Data di aggiornamento: 25-03-2011
Agli italiani piacciono le rinnovabili, tanto da essere disposti a pagare di più in bolletta per sostenerle. Lo rileva il 6° Rapporto Mopambiente sulle opinioni degli italiani in tema di ambiente ed energia, condotto da Eurisko Gfk e promosso da Risl Società di Relazioni istituzionali e studi legislativi.

I dati parlano chiaro: il 76% dei nostri connazionali è disposto ad accettare aumenti sulla propria bolletta elettrica (in media fino a 30 euro in più all’anno) purché finalizzati ad incentivare la produzione delle fonti di energia elettrica.

“Il dato testimonia una coscienza in crescita della sensibilità ambientale, non solo di tipo ideologico ma anche con un impatto economico” commenta Massimo Maria De Meo, direttore del progetto Mopambiente e amministratore unico Risl.

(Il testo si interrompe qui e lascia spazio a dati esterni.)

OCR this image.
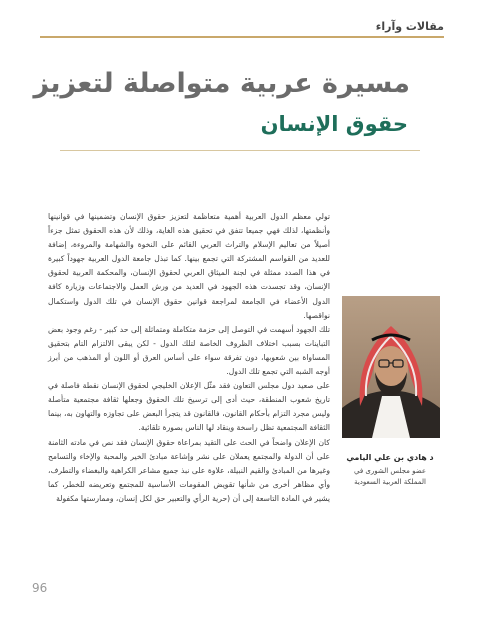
مقالات وآراء
مسيرة عربية متواصلة لتعزيز
حقوق الإنسان

تولي معظم الدول العربية أهمية متعاظمة لتعزيز حقوق الإنسان وتضمينها في قوانينها وأنظمتها، لذلك فهي جميعا تتفق في تحقيق هذه الغاية، وذلك لأن هذه الحقوق تمثل جزءاً أصيلاً من تعاليم الإسلام والتراث العربي القائم على النخوة والشهامة والمروءة، إضافة للعديد من القواسم المشتركة التي تجمع بينها. كما تبذل جامعة الدول العربية جهوداً كبيرة في هذا الصدد ممثلة في لجنة الميثاق العربي لحقوق الإنسان، والمحكمة العربية لحقوق الإنسان، وقد تجسدت هذه الجهود في العديد من ورش العمل والاجتماعات وزيارة كافة الدول الأعضاء في الجامعة لمراجعة قوانين حقوق الإنسان في تلك الدول واستكمال نواقصها.

تلك الجهود أسهمت في التوصل إلى حزمة متكاملة ومتماثلة إلى حد كبير - رغم وجود بعض التباينات بسبب اختلاف الظروف الخاصة لتلك الدول - لكن يبقى الالتزام التام بتحقيق المساواة بين شعوبها، دون تفرقة سواء على أساس العرق أو اللون أو المذهب من أبرز أوجه الشبه التي تجمع تلك الدول.

على صعيد دول مجلس التعاون فقد مثّل الإعلان الخليجي لحقوق الإنسان نقطة فاصلة في تاريخ شعوب المنطقة، حيث أدى إلى ترسيخ تلك الحقوق وجعلها ثقافة مجتمعية متأصلة وليس مجرد التزام بأحكام القانون، فالقانون قد يتجرأ البعض على تجاوزه والتهاون به، بينما الثقافة المجتمعية تظل راسخة وينقاد لها الناس بصورة تلقائية.

كان الإعلان واضحاً في الحث على التقيد بمراعاة حقوق الإنسان فقد نص في مادته الثامنة على أن الدولة والمجتمع يعملان على نشر وإشاعة مبادئ الخير والمحبة والإخاء والتسامح وغيرها من المبادئ والقيم النبيلة، علاوة على نبذ جميع مشاعر الكراهية والبغضاء والتطرف، وأي مظاهر أخرى من شأنها تقويض المقومات الأساسية للمجتمع وتعريضه للخطر، كما يشير في المادة التاسعة إلى أن (حرية الرأي والتعبير حق لكل إنسان، وممارستها مكفولة

د هادي بن علي اليامي
عضو مجلس الشورى في
المملكة العربية السعودية
96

La ricerca, presentata recentemente a Roma, evidenzia come in generale gli italiani attribuiscono al tema delle energia rinnovabili grande importanza e valore, non solo in termini economici.

Si conferma infatti l’elevata attenzione ai temi ambientali da parte dell’opinione pubblica: “l’Indice di sensibilità ambientale”, che misura appunto l’interesse del Paese verso i temi della sostenibilità, si attesta a quota 69 (su una scala da zero a 100), raggiungendo i livelli massimi dall’inizio del progetto, avviato nel 2003 con il patrocinio del Ministero dell’Ambiente e la collaborazione del gruppo Erg.

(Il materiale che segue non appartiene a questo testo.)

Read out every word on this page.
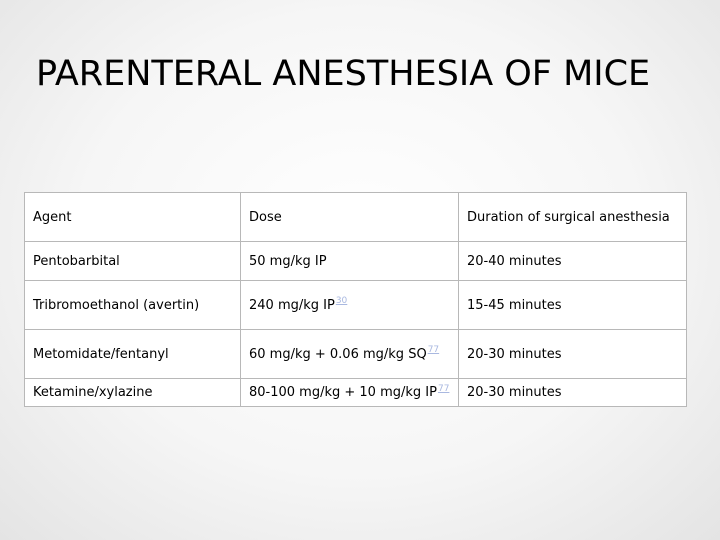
PARENTERAL ANESTHESIA OF MICE
Agent	Dose	Duration of surgical anesthesia
Pentobarbital	50 mg/kg IP	20-40 minutes
Tribromoethanol (avertin)	240 mg/kg IP$^{30}$	15-45 minutes
Metomidate/fentanyl	60 mg/kg + 0.06 mg/kg SQ$^{77}$	20-30 minutes
Ketamine/xylazine	80-100 mg/kg + 10 mg/kg IP$^{77}$	20-30 minutes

Nel rapporto è stato approfondito anche il tema della responsabilità sociale d’impresa che risulta sempre più rilevante agli occhi dei consumatori pronti a promuovere e bocciare i produttori.

In particolare, una larga maggioranza degli italiani (il 70%) è favorevole al sostegno economico alle imprese che operano e producono in maniera socialmente responsabile. Il 61% degli intervistati pensa che produrre in maniera responsabile significhi in primo luogo “rispettare l’ambiente”, ma anche “contribuire allo sviluppo dei territori e della comunità” e “comunicare in modo trasparente”.

Il 66% degli intervistati, infine, ritiene utile l’incentivo diretto ai consumatori (come quelli previsti per la rottamazione) per ridurre il costo di acquisto e gestione delle auto elettriche; mentre il 30% ritiene che sarebbe più utile l’incentivo alle industrie del settore per lo sviluppo di nuove tecnologie.